FOR Chipo Murindi (not real name), the walk from her house to the nearby borehole has become her daily routine.
The 37-year-old woman based in Zengeza Four, Chitungwiza, knows she has to make various trips to the borehole in order to get that precious liquid – water.
The borehole is about 500 metres away.
For the past year, Murindi says they have not seen a single drop of water coming out of taps at her in-laws’ house.
She said she fetches between eight-to-10 20-litre buckets daily which are then used for drinking, cooking and various daily household chores, such as bathing, laundry and flushing the toilet.
“The routine is very tiresome (ndaneta mudikani), eight buckets are not enough for a family of four adults and four children,” said Murindi.
“You cannot control people in general when they want to visit the toilet.”
The UN states that having access to fresh water is a basic human right but for some residents, like Murindi, it is just access to water, whether clean or not, which is important.
Fetching water, said Murindi, has become a demanding task that falls largely on women as part of household chores.
Murindi’s ordeal is a reflection of day-to-day lives of many women and girls living in Chitungwiza.
Water crisis is a disturbing reality that many households face in the dormitory town.
For those like Murindi who cannot afford to buy and hire water carriers, better known ‘ngoroman’, the head is their transportation of the precious liquid.
“There are physical and health-related realities of the task of carrying water for us women but you have to endure or else children will look at you when they want to eat, in-laws will question you and the husband will narrate how he is spending the day working for the family,” said Murindi.
Women also bear the burden of queuing for hours, enduring quarrels and curses attendant at the boreholes.
As primary caregivers at home, women need water to be able to carry out their duties.
During their menstrual cycle, women also need and make use of more water for hygiene and sanitation purposes.
Despite being one of the largest cities in Zimbabwe in terms of population, Chitungwiza does not have a dam of its own.
The supply of water in different areas of Chitungwiza is erratic, with some areas receiving water once a week, others once a fortnight, yet others, like Murindi’s household, never at all.
Some residents complain that despite not having access to tap water, the Municipality expects water bills to be paid.
This publication caught up with Lovemore Meya, spokesperson of the municipality, concerning the issue.
“Those claiming to be receiving bills yet there is no consumption can visit our offices to lodge their complaints and we will verify the same by sending our teams for inspection,” he said.
“We have been doing remedial action regarding the same.”

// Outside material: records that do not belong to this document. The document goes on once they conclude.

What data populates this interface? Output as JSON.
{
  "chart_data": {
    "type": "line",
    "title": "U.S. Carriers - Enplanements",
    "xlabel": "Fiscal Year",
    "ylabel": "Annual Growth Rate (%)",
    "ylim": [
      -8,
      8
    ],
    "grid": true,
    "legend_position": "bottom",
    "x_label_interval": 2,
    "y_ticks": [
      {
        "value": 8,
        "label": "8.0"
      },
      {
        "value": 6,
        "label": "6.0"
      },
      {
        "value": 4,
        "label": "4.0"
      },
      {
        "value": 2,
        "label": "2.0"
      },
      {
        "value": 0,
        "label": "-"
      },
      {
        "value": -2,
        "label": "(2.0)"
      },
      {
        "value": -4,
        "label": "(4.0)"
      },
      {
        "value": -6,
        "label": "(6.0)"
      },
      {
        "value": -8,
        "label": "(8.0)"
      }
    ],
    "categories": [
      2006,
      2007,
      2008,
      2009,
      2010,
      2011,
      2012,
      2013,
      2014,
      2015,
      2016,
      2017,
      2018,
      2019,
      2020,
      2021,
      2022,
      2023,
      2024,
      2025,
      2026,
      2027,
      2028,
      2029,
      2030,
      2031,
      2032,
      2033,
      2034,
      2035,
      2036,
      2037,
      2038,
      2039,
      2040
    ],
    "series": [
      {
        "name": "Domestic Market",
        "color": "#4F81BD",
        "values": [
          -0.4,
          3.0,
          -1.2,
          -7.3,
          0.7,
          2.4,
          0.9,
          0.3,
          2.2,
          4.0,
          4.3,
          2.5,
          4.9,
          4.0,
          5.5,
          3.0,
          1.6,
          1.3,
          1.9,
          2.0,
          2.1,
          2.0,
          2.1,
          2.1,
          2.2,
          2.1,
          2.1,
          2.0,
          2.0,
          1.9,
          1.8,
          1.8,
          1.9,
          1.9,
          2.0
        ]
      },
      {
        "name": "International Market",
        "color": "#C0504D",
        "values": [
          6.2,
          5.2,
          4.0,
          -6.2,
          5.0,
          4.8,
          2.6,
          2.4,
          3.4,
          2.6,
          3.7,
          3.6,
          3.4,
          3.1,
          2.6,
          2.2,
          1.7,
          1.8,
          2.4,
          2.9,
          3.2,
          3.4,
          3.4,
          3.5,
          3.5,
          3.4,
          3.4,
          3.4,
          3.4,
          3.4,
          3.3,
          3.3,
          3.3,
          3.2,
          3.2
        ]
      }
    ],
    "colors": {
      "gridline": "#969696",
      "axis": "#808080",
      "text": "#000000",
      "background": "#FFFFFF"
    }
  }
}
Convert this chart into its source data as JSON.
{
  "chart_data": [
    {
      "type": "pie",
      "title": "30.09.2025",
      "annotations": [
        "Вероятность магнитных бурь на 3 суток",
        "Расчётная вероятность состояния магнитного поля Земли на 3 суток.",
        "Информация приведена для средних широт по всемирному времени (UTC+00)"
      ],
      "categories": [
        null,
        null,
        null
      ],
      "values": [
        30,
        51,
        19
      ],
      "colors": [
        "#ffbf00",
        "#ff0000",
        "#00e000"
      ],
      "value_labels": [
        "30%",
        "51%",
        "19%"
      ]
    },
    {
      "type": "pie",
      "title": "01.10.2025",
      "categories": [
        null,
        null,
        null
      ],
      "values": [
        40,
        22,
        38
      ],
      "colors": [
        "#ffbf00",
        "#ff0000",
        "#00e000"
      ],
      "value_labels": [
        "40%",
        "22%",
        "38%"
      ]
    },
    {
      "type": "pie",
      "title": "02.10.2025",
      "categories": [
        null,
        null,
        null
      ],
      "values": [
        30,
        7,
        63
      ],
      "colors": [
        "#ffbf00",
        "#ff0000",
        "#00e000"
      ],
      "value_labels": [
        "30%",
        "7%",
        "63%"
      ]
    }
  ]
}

Despite the City Council having used devolution funds to drill boreholes in various Wards, the boreholes are not enough to sustain the growing population.
Meya said water shortages in the city are due to many reasons, one of them being the reliance on Harare for water supply.
“On areas not getting supplies, it is due to gravity and minimal supply from Harare,” he said.
Caroline Mutimbanyoka, the director of Sprout Women Empowerment Trust (SWET), an organisation that works with women in Chitungwiza, also laments the water supply situation in the town.
“It is proving to be difficult for us as an organisation to empower and initiate development of women in Chitungwiza because of shortage of water,” she said.
“We are an organisation that carries out various empowerment projects, including agriculture for the peri-urban woman but, without water, our initiatives are dampened.”
Mutimbanyoka also urged Government to prioritise the construction of Muda Dam which will ease water challenges.
Persistent water challenges in Chitungwiza are also a reflection of water challenges being faced in various urban areas in the country.
It is crucial to note that climate change, water mismanagement and overconsumption, among other issues, are worsening water challenges in the country.
Nearly two thirds of the world’s population is predicted to face water shortages by 2025.
On its SDGs, the UN, however, has set Goal Six to ensure access to water and sanitation for all.
The UN explains: “Clean water is a basic human need, and one that should be easily accessible to all.
There is sufficient fresh water on the planet to achieve this. However, due to poor infrastructure, investment and planning, millions of people – most of them children — die from diseases associated with inadequate water supply, sanitation and hygiene.”
Construction of Muda Dam will ensure the attainability of SDG Six and will also guarantee Zimbabwe’s target on achieving an upper-middle income economy by 2030.
Access to clean water is one of the major strides that contribute to development of women and girls in various communities.
Chitungwiza must not be left behind.